The PNT states that $$\pi(x) \sim \cfrac{x}{\log x} \qquad (x\rightarrow\infty).$$ Let's define a function $M$ to be $$M(x) := \cfrac{\pi(x)-x/\log x}{\lvert\pi(x)-x/\log x\rvert},$$ which returns either $1$ or $-1$, depending on what function $\pi(x)$ or $x/\log x$ is bigger.
In this picture we can clearly see that $\pi(x)$ seems to be much larger than $x/\log x$, where $x$ is approximately greater than $50$. The graph gets bigger and bigger but I think I have heard of a number, let's call it $\Xi$ that satisfies $M(\Xi) = -1$. And not only that - I think some author stated that for $x\in\mathbb{R}, M(x)$ is infinitely many times $-1$, $1$.
1) What is the number $\xi$ called?
2) How can we proof that $M(x)$ changes sign infinitely many often?
(In this post, I will commit the usual abuse of notation/terminology and use $f(x)$ for both the function $f$ and the value of that function at $x$.)

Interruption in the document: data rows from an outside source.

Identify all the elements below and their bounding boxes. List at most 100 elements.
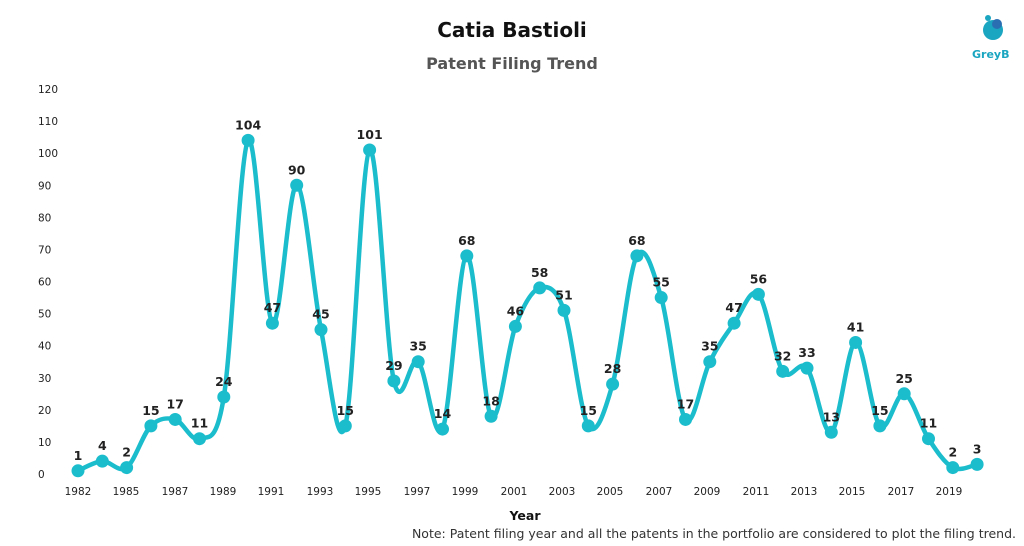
data-label: 2 xyxy=(948,445,957,460)
x-tick-label: 2019 xyxy=(936,486,963,498)
x-tick-label: 2015 xyxy=(839,486,866,498)
data-label: 17 xyxy=(166,396,183,411)
data-point xyxy=(970,457,984,471)
x-tick-label: 1993 xyxy=(307,486,334,498)
data-label: 58 xyxy=(531,265,548,280)
x-tick-label: 2009 xyxy=(694,486,721,498)
data-point xyxy=(436,422,449,436)
data-point xyxy=(654,291,668,305)
data-label: 33 xyxy=(798,345,815,360)
x-tick-label: 2017 xyxy=(888,486,915,498)
data-point xyxy=(338,419,352,433)
data-point xyxy=(508,319,522,333)
data-point xyxy=(897,387,911,401)
data-point xyxy=(727,316,741,330)
data-point xyxy=(71,464,85,478)
data-point xyxy=(193,432,206,446)
data-label: 56 xyxy=(750,271,768,286)
data-label: 15 xyxy=(580,403,597,418)
data-label: 3 xyxy=(973,441,982,456)
data-point xyxy=(290,178,304,192)
data-point xyxy=(849,335,863,349)
data-point xyxy=(630,249,644,263)
data-label: 17 xyxy=(677,396,694,411)
data-label: 104 xyxy=(235,117,261,132)
y-tick-label: 80 xyxy=(38,212,51,224)
chart-subtitle: Patent Filing Trend xyxy=(426,54,598,73)
data-label: 55 xyxy=(652,275,669,290)
y-tick-label: 50 xyxy=(38,309,51,321)
data-label: 1 xyxy=(74,448,83,463)
data-point xyxy=(533,281,547,295)
data-label: 25 xyxy=(895,371,912,386)
data-point xyxy=(411,355,425,369)
y-tick-label: 60 xyxy=(38,277,51,289)
series-line xyxy=(75,138,980,474)
y-tick-label: 20 xyxy=(38,405,51,417)
data-label: 13 xyxy=(823,409,840,424)
data-label: 15 xyxy=(337,403,354,418)
x-tick-label: 2001 xyxy=(501,486,528,498)
data-label: 41 xyxy=(847,319,864,334)
y-tick-label: 110 xyxy=(38,116,58,128)
data-label: 47 xyxy=(264,300,281,315)
data-point xyxy=(581,419,595,433)
x-tick-label: 2005 xyxy=(597,486,624,498)
x-tick-label: 2013 xyxy=(791,486,818,498)
data-label: 11 xyxy=(920,416,937,431)
greyb-logo xyxy=(970,10,1016,66)
x-tick-label: 1997 xyxy=(404,486,431,498)
data-point xyxy=(946,461,960,475)
data-label: 28 xyxy=(604,361,621,376)
data-label: 90 xyxy=(288,162,306,177)
y-tick-label: 70 xyxy=(38,244,51,256)
data-label: 2 xyxy=(122,445,131,460)
data-point xyxy=(387,374,401,388)
y-tick-label: 30 xyxy=(38,373,51,385)
data-label: 35 xyxy=(409,339,426,354)
data-label: 4 xyxy=(98,438,107,453)
data-point xyxy=(120,461,134,475)
x-tick-label: 2007 xyxy=(646,486,673,498)
x-tick-label: 2003 xyxy=(549,486,576,498)
data-point xyxy=(751,287,765,301)
data-point xyxy=(95,454,109,468)
data-point xyxy=(800,361,814,375)
data-point xyxy=(824,425,838,439)
y-tick-label: 100 xyxy=(38,148,58,160)
x-tick-label: 1987 xyxy=(162,486,189,498)
data-point xyxy=(460,249,474,263)
y-tick-label: 40 xyxy=(38,341,51,353)
x-tick-label: 2011 xyxy=(743,486,770,498)
x-tick-label: 1995 xyxy=(355,486,382,498)
data-point xyxy=(873,419,887,433)
y-tick-label: 0 xyxy=(38,469,45,481)
y-tick-label: 10 xyxy=(38,437,51,449)
data-label: 32 xyxy=(774,348,791,363)
data-point xyxy=(217,390,231,404)
data-label: 46 xyxy=(507,303,525,318)
data-point xyxy=(557,303,571,317)
data-label: 18 xyxy=(482,393,499,408)
x-tick-label: 1982 xyxy=(65,486,92,498)
data-label: 51 xyxy=(555,287,572,302)
data-point xyxy=(776,364,790,378)
data-label: 15 xyxy=(871,403,888,418)
data-point xyxy=(241,133,255,147)
chart-note: Note: Patent filing year and all the pat… xyxy=(411,526,1016,541)
data-label: 14 xyxy=(434,406,452,421)
data-point xyxy=(265,316,279,330)
y-tick-label: 120 xyxy=(38,84,58,96)
data-label: 68 xyxy=(628,233,645,248)
data-label: 68 xyxy=(458,233,475,248)
data-point xyxy=(484,409,498,423)
data-label: 24 xyxy=(215,374,233,389)
x-tick-label: 1985 xyxy=(113,486,140,498)
data-point xyxy=(144,419,158,433)
data-label: 47 xyxy=(725,300,742,315)
data-point xyxy=(679,412,692,426)
y-tick-label: 90 xyxy=(38,180,51,192)
x-axis-title: Year xyxy=(509,508,542,523)
data-point xyxy=(606,377,620,391)
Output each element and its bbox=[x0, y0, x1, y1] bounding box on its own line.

For $x\ge 17$ the graph of $\pi(x)$ is always above the graph of $\frac{x}{\log x}$. See comments to the question for details.
Last last integer $x$ for which $\pi(x) < \frac{x}{\log x}$, is $x=10$. The last real numbers for which this inequality holds, are the open interval $16.99888735\ldots < x < 17$. If you plot $\pi(x)$ with horizontal segments only (no vertical segments at the jumps), the last intersection between the two graphs is therefore $16.99888735\ldots$.
As mentioned also in the comments to the question, if you consider $\mathrm{Li}(x)=\int_2^x \frac1t \mathrm{d}t$ instead of $\frac{x}{\log x}$, then it is true that the graphs of $\pi(x)$ and $\mathrm{Li}(x)$ cross infinitely often (for history, read about Skewes's number).